Cette recension est issue de Politique étrangère 1/2013. Alain Lagarde propose une analyse de l’ouvrage de Jean d’Amécourt, avec Romain Poirot-Lellig – Diplomate en guerre. Les coulisses de l’engagement de la France (Paris, Robert Laffont, 2013, 364 pages).
Les diplomates sont-ils censés empêcher la guerre et conclure la paix ? On pouvait encore le croire avant de lire les mémoires de guerre de Jean d’Amécourt, trois ans en poste en Afghanistan. Au fil de minutieuses descriptions des lieux, des hommes et de ses impressions, J. d’Amécourt met en lumière les apories de la guerre d’Afghanistan : reconstruire un pays qui n’en est finalement pas un, remplir un tonneau des Danaïdes budgétaire pour financer des projets à l’avenir douteux, mener une campagne de contre-insurrection qui doit à la fois éliminer physiquement l’adversaire, conquérir les cœurs des Afghans en respectant leurs coutumes incompatibles avec les règles d’engagement des forces, tout en assurant à ces dernières la plus grande protection, assurer une aide humanitaire, médicale, sociale sans qu’elle soit détournée par l’ennemi, permettre aux généraux d’établir des communiqués de victoire en estompant sans cesse la vanité des succès…
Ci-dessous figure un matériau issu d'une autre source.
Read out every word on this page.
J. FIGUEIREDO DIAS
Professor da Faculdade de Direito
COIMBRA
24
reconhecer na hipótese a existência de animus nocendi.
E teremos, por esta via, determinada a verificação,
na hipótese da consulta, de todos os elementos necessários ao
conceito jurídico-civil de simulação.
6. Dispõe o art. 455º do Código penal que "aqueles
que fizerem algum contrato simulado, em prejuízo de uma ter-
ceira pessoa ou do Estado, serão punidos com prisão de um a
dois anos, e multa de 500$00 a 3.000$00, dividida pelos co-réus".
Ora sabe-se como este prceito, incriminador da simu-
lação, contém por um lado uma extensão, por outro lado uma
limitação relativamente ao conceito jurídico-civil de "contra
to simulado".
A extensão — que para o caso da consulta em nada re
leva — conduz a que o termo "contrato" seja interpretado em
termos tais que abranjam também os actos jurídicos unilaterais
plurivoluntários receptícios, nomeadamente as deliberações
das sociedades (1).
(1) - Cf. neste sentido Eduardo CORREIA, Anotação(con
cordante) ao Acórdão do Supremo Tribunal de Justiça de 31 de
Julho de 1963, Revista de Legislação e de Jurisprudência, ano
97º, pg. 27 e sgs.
Jour après jour, l’ambassadeur est à la croisée du sublime et du grotesque. Visites aux troupes, concerts de musiques traditionnelles, organisation des déplacements des plus hautes autorités qui passent comme un souffle sur l’eau, excursions archéologiques, prises d’otages à débrouiller, combinazione de tous les instants avec ses homologues et le gouvernement afghan qui semble parfois relever de l’aréopage de potentats plus que d’une structure avec laquelle dialoguer, arbitrage entre militaires et humanitaires aux objectifs, intérêts et aussi ambitions souvent opposés… On appréciera une splendide galerie de portraits, dont celui du président Karzaï, à la manœuvre dans son « labyrinthe » politique, au point de déplorer la retenue d’une plume qui ne peut pas tout dire parce que les hommes dépeints dans ces pages acerbes sont toujours aux affaires – et bien souvent à leurs affaires avec l’argent de la reconstruction de l’Afghanistan, c’est-à-dire celui des citoyens des nations alliées.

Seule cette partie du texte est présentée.